Signed-off-by: zhxchen17 <zhxchen17@fb.com>
2026-03-05 15:08:12 -05:00
parent a911f4dd20
commit a97954b6a8
2 changed files with 65 additions and 8 deletions
--- a/tests/compile/test_aot_compile.py
+++ b/tests/compile/test_aot_compile.py
@@ -14,6 +14,7 @@ import pytest
 import torch

 import vllm.model_executor.layers.activation
+from vllm.compilation.backends import VllmBackend
 from vllm.compilation.caching import (
    StandaloneCompiledArtifacts,
    VllmSerializableFunction,
@@ -721,3 +722,44 @@ class TestStandaloneCompiledArtifactsIntegration:
            ("mod3", "shape3"),
        ]:
            assert cache.get(submod, shape) == shared_data
+
+    def test_functorch_config(self):
+        vllm_config = make_vllm_config()
+        example_inputs = (torch.randn(10, 10),)
+
+        def add_1(x: torch.Tensor):
+            return x + 1
+
+        gm = torch._dynamo.functional_export.dynamo_graph_capture_for_export(add_1)(
+            *example_inputs
+        )
+
+        gm.graph._codegen = torch.fx.graph.CodeGen()

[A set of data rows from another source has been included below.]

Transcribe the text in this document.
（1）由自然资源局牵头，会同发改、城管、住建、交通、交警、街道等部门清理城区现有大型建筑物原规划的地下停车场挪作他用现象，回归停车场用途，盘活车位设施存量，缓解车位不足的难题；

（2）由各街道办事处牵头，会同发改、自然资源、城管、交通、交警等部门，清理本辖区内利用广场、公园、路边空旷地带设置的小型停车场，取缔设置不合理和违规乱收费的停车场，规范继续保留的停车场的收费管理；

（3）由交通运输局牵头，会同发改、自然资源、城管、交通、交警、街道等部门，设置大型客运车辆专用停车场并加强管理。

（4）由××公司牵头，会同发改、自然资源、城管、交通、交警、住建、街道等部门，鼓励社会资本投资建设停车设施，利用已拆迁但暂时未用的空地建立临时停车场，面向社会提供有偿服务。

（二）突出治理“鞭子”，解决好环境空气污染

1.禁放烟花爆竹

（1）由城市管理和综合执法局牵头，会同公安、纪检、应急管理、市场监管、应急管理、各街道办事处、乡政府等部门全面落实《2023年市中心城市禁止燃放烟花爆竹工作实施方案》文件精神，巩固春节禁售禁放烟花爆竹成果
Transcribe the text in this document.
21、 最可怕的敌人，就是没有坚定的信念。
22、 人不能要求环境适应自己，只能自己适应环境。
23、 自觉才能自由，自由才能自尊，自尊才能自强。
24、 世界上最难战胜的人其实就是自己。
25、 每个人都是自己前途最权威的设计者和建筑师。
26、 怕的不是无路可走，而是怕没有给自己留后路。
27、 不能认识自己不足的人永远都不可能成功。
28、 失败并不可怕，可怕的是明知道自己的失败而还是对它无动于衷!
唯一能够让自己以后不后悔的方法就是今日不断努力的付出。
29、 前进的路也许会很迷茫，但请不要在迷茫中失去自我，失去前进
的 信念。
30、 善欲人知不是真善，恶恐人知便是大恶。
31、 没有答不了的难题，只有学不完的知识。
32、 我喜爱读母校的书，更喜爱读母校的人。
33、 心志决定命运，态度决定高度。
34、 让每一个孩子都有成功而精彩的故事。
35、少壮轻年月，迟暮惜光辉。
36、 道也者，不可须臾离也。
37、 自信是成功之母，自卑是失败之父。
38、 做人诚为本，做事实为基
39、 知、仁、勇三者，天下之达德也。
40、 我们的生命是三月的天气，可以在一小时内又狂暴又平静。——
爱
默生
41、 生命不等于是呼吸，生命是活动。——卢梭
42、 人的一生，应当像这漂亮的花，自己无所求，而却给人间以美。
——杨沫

+        gm._dynamo_bytecode_flatten = None
+        gm._dynamo_bytecode_unflatten = None
+
+        with (
+            torch._functorch.config.patch(bundled_autograd_cache=False),
+            set_current_vllm_config(vllm_config),
+        ):
+            with torch._functorch.config.patch(bundled_autograd_cache=True):
+                fn = VllmSerializableFunction(gm, example_inputs, "", add_1)
+
+            payload = VllmSerializableFunction.serialize_compile_artifacts(fn)
+
+            config = None
+
+            def backend(*args, **kwargs) -> VllmSerializableFunction:
+                nonlocal config
+                # bundled_autograd_cache should be True even compiler backend
+                # runs with bundled_autograd_cache=False in ambient context.
+                config = torch._functorch.config.save_config_portable()
+                return fn
+
+            loaded_fn = VllmSerializableFunction.deserialize_compile_artifacts(payload)
+            with patch.object(VllmBackend, "__call__", backend):
+                loaded_fn(*example_inputs)
+
+        assert isinstance(config, dict)
+        assert "bundled_autograd_cache" in config
+        assert config["bundled_autograd_cache"] is True